Lula sente-se ameaçado. De fato, está. Seu governo corre o risco de receber
diploma de improbidade com o julgamento da Ação Penal 470 pelo Supremo Tribunal
Federal (STF). E seu partido pode levar uma surra histórica nas urnas de 7 de
outubro - como mostra o último Datafolha. São as razões do desespero que levou
o ex-presidente a pedir socorro a alguns dos partidos da base do governo,
constrangendo-os a subscrever uma nota dirigida "à sociedade
brasileira" na qual se tenta colocar o chefão do PT a salvo das suspeitas
a respeito de seu verdadeiro papel no escândalo do mensalão.
Como não pegaria bem atacar diretamente o STF injusto ou o eleitorado
ingrato, a nota volta-se contra os partidos da oposição, que tiveram a ousadia
de sugerir ampla investigação sobre quem esteve de fato por detrás da trama
criminosa do mensalão, conforme informações atribuídas ao publicitário Marcos
Valério pela revista Veja.
A propósito dessa suspeita natural que a oposição não teve interesse ou
coragem de levantar em 2004, o comportamento do ex-presidente no episódio
merece, de fato, algum "refresco de memória". Quando o escândalo
estourou, Lula declarou que se sentia traído e que o PT devia pedir desculpas
ao País; depois, em entrevista à televisão em Paris, garantiu, cinicamente, que
seu partido havia feito apenas o que todos fazem - caixa 2; finalmente, já
ungido pelas urnas, em 2006, lançou a tese que até hoje sustenta: tudo não passou
de uma "farsa" urdida pelas "elites" para "barrar e
reverter o processo de mudanças" por ele iniciado, como afirma a nota.

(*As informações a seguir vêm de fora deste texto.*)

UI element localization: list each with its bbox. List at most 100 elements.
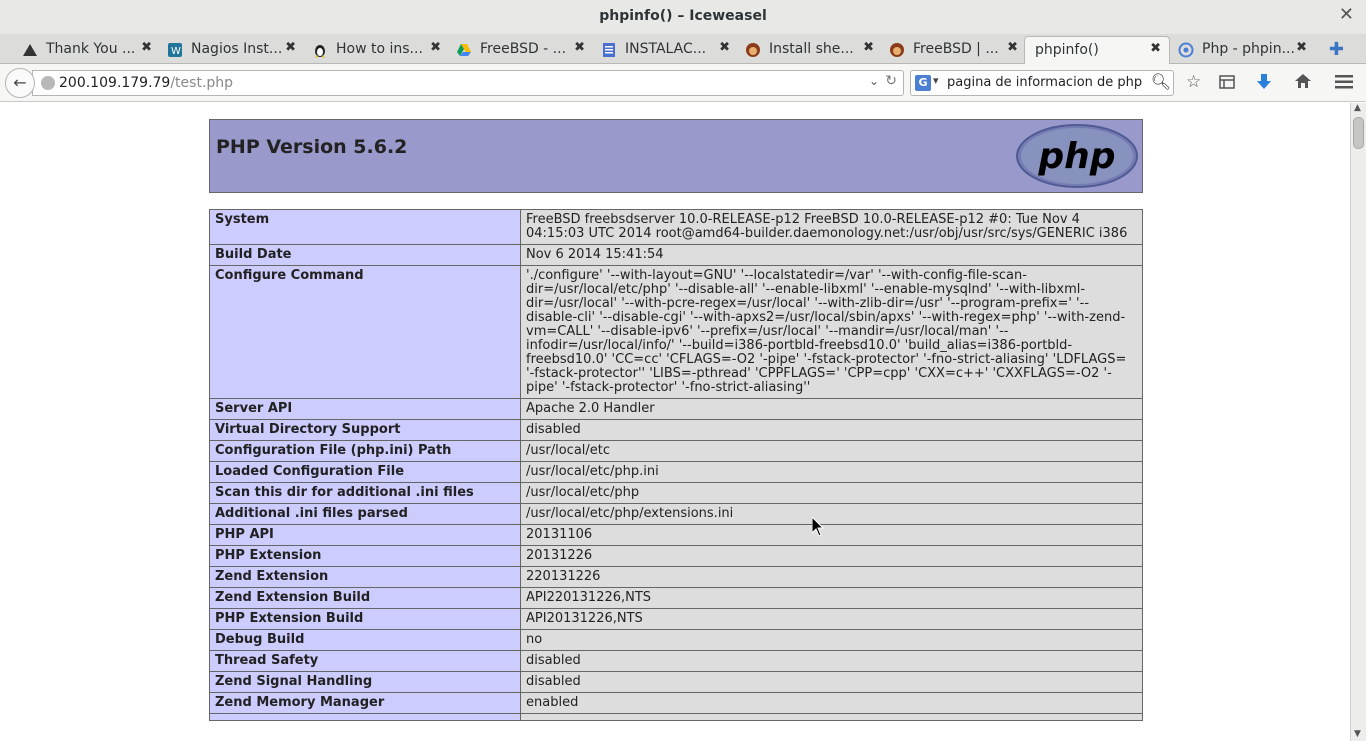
table-row: Loaded Configuration File/usr/local/etc/… [209,461,1143,483]
setting-name: PHP API [209,524,521,546]
bookmark-star-icon[interactable]: ☆ [1186,72,1201,92]
php-info-table: System FreeBSD freebsdserver 10.0-RELEASE… [209,209,1143,721]
setting-name: Zend Signal Handling [209,671,521,693]
php-version-header: PHP Version 5.6.2 php [209,119,1143,193]
back-button[interactable]: ← [5,68,35,98]
setting-value: './configure' '--with-layout=GNU' '--loc… [520,265,1143,399]
tab-close-icon[interactable]: ✖ [141,40,152,55]
php-logo[interactable]: php [1016,124,1138,188]
setting-name: Server API [209,398,521,420]
url-text[interactable]: 200.109.179.79/test.php [59,75,233,91]
tab-thank-you[interactable]: Thank You ... ✖ [22,36,152,64]
table-row: Server API Apache 2.0 Handler [209,398,1143,420]
setting-name: Debug Build [209,629,521,651]
setting-value: Nov 6 2014 15:41:54 [520,244,1143,266]
bookmarks-list-icon[interactable] [1219,74,1235,90]
setting-value: 20131106 [520,524,1143,546]
tab-freebsd-drive[interactable]: FreeBSD - ... ✖ [456,36,585,64]
chevron-down-icon[interactable]: ⌄ [869,74,879,88]
tab-label: Thank You ... [46,41,136,57]
setting-name: Loaded Configuration File [209,461,521,483]
shark-icon [23,44,37,56]
setting-value [520,713,1143,721]
tux-icon [315,45,325,58]
menu-icon[interactable] [1335,75,1353,89]
url-bar[interactable]: 200.109.179.79/test.php ⌄ ↻ [32,70,904,96]
svg-text:W: W [171,46,181,57]
new-tab-icon[interactable]: ✚ [1329,39,1344,60]
vertical-scrollbar[interactable]: ▲ ▼ [1350,103,1366,741]
setting-value: /usr/local/etc/php.ini [520,461,1143,483]
url-path: /test.php [170,75,234,91]
table-row: Build Date Nov 6 2014 15:41:54 [209,244,1143,266]
scroll-down-icon[interactable]: ▼ [1354,729,1361,739]
site-identity-icon[interactable] [41,76,55,90]
table-row: PHP Extension Build API20131226,NTS [209,608,1143,630]
tab-freebsd[interactable]: FreeBSD | ... ✖ [889,36,1018,64]
setting-name: Virtual Directory Support [209,419,521,441]
search-input[interactable] [947,75,1157,90]
document-icon [603,43,615,57]
setting-name: Configuration File (php.ini) Path [209,440,521,462]
tab-close-icon[interactable]: ✖ [285,40,296,55]
tab-php-phpinfo[interactable]: Php - phpin... ✖ [1178,36,1307,64]
tab-phpinfo-active[interactable]: phpinfo() ✖ [1024,36,1170,64]
php-version-title: PHP Version 5.6.2 [216,136,408,158]
tab-label: FreeBSD | ... [913,41,999,57]
setting-value: API20131226,NTS [520,608,1143,630]
download-icon[interactable] [1256,73,1272,91]
setting-value: /usr/local/etc [520,440,1143,462]
table-row: Additional .ini files parsed/usr/local/e… [209,503,1143,525]
tab-how-to[interactable]: How to ins... ✖ [312,36,441,64]
scroll-up-icon[interactable]: ▲ [1354,103,1361,113]
globe-icon [1178,42,1194,58]
google-engine-icon[interactable]: G [915,75,931,91]
navigation-bar: 200.109.179.79/test.php ⌄ ↻ ← G ▾ 🔍︎ ☆ [0,64,1366,102]
table-row: Debug Build no [209,629,1143,651]
tab-instalac[interactable]: INSTALAC... ✖ [601,36,730,64]
setting-name: Zend Extension [209,566,521,588]
table-row [209,713,1143,721]
search-icon[interactable]: 🔍︎ [1151,72,1171,91]
tab-strip: Thank You ... ✖ W Nagios Inst... ✖ How t… [0,34,1366,64]
tab-close-icon[interactable]: ✖ [719,40,730,55]
google-drive-icon [457,44,471,56]
tab-close-icon[interactable]: ✖ [863,40,874,55]
setting-name [209,713,521,721]
mouse-cursor-icon [812,517,824,537]
php-logo-text: php [1037,136,1115,177]
setting-name: Zend Memory Manager [209,692,521,714]
beastie-icon [746,43,760,57]
window-close-icon[interactable]: ✕ [1339,4,1354,25]
setting-name: Configure Command [209,265,521,399]
tab-nagios[interactable]: W Nagios Inst... ✖ [167,36,296,64]
tab-close-icon[interactable]: ✖ [430,40,441,55]
setting-name: PHP Extension [209,545,521,567]
tab-label: FreeBSD - ... [480,41,567,57]
chevron-down-icon[interactable]: ▾ [933,74,939,87]
setting-value: /usr/local/etc/php [520,482,1143,504]
tab-close-icon[interactable]: ✖ [1296,40,1307,55]
reload-icon[interactable]: ↻ [885,73,897,89]
table-row: Thread Safety disabled [209,650,1143,672]
table-row: PHP Extension 20131226 [209,545,1143,567]
setting-value: enabled [520,692,1143,714]
table-row: Zend Extension Build API220131226,NTS [209,587,1143,609]
tab-close-icon[interactable]: ✖ [574,40,585,55]
setting-value: API220131226,NTS [520,587,1143,609]
tab-close-icon[interactable]: ✖ [1007,40,1018,55]
setting-name: Scan this dir for additional .ini files [209,482,521,504]
setting-name: Thread Safety [209,650,521,672]
scrollbar-thumb[interactable] [1353,117,1364,149]
tab-install-shell[interactable]: Install she... ✖ [745,36,874,64]
setting-name: Build Date [209,244,521,266]
page-content: PHP Version 5.6.2 php System FreeBSD free… [0,103,1350,741]
tab-close-icon[interactable]: ✖ [1150,41,1161,56]
setting-value: disabled [520,671,1143,693]
setting-name: PHP Extension Build [209,608,521,630]
window-title: phpinfo() – Iceweasel [599,8,767,24]
home-icon[interactable] [1294,73,1312,89]
search-bar[interactable]: G ▾ 🔍︎ [910,70,1174,96]
url-host: 200.109.179.79 [59,75,171,91]
table-row: Zend Extension 220131226 [209,566,1143,588]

Por ordem do chefão essa manifestação de desagravo a si próprio foi
apresentada pelo presidente do PT, o iracundo Rui Falcão, a um grupo
selecionado de aliados. Da chamada base de apoio ficaram de fora o PP de
Valdemar Costa Neto e o PTB de Roberto Jefferson, ambos sendo julgados pelo
STF. O documento leva a assinatura dos presidentes do PT e de cinco outras
legendas: PSB, PMDB, PC do B, PDT e PRB. Seus termos obedecem ao mais rigoroso
figurino da hipocrisia política. Iniciam por repudiar a nota em que PSDB, DEM e
PPS, "forças conservadoras", "tentaram comprometer a honra e a
dignidade do ex-presidente Luiz Inácio Lula da Silva". E a classificam
como "fruto do desespero diante das derrotas seguidamente infligidas a
eles pelo eleitorado brasileiro".
Para PT e aliados, numa velada referência ao processo do mensalão, as
oposições "tentam fazer política à margem do processo eleitoral, base e
fundamento da democracia representativa, que não hesitam em golpear sempre que
seus interesses são contrariados". Nenhuma referência, é claro, ao fato de
que, no momento, os interesses que estão sendo contrariados são exatamente os
de Lula e do PT. Mas, em matéria de fazer o jogo de espelho, acusando os
adversários exatamente daquilo que ele próprio faz, o lulopetismo superou-se em
alusão explícita ao julgamento do mensalão: "Os partidos da oposição
tentam apenas confundir a opinião pública. Quando pressionam o STF, estão
preocupados em fazer da Ação Penal 470 um julgamento político, para golpear a
democracia e reverter as conquistas que marcaram a gestão do presidente
Lula".
Nos últimos dias, os sintomas de desespero nas hostes lulopetistas
traduziram-se em despautérios de importantes personalidades do partido. O
presidente da Câmara dos Deputados acusou o ministro Joaquim Barbosa de ser
falacioso ao denunciar a compra de apoio parlamentar pela quadrilha que,
segundo a denúncia da Ação Penal 470, era chefiada por José Dirceu. O senador
Jorge Viana (PT-AC), ex-governador do Acre, ele próprio investigado pela
suspeita de compra de votos, voltou ao tema do "golpe contra o PT". E
o deputado federal André Vargas (PT-PR), chefe da equipe nacional de Comunicação
do partido, revelou sua peculiar concepção de transparência da vida pública ao
condenar a transmissão ao vivo das sessões plenárias do STF como "uma
ameaça à democracia". São esses os combatentes da "batalha do tamanho
do Brasil" convocada pelo desespero de Lula&Cia. Convocação atendida
também pelo cientista político Wanderley Guilherme dos Santos, em esfuziante
entrevista no jornal Valor de sexta-feira.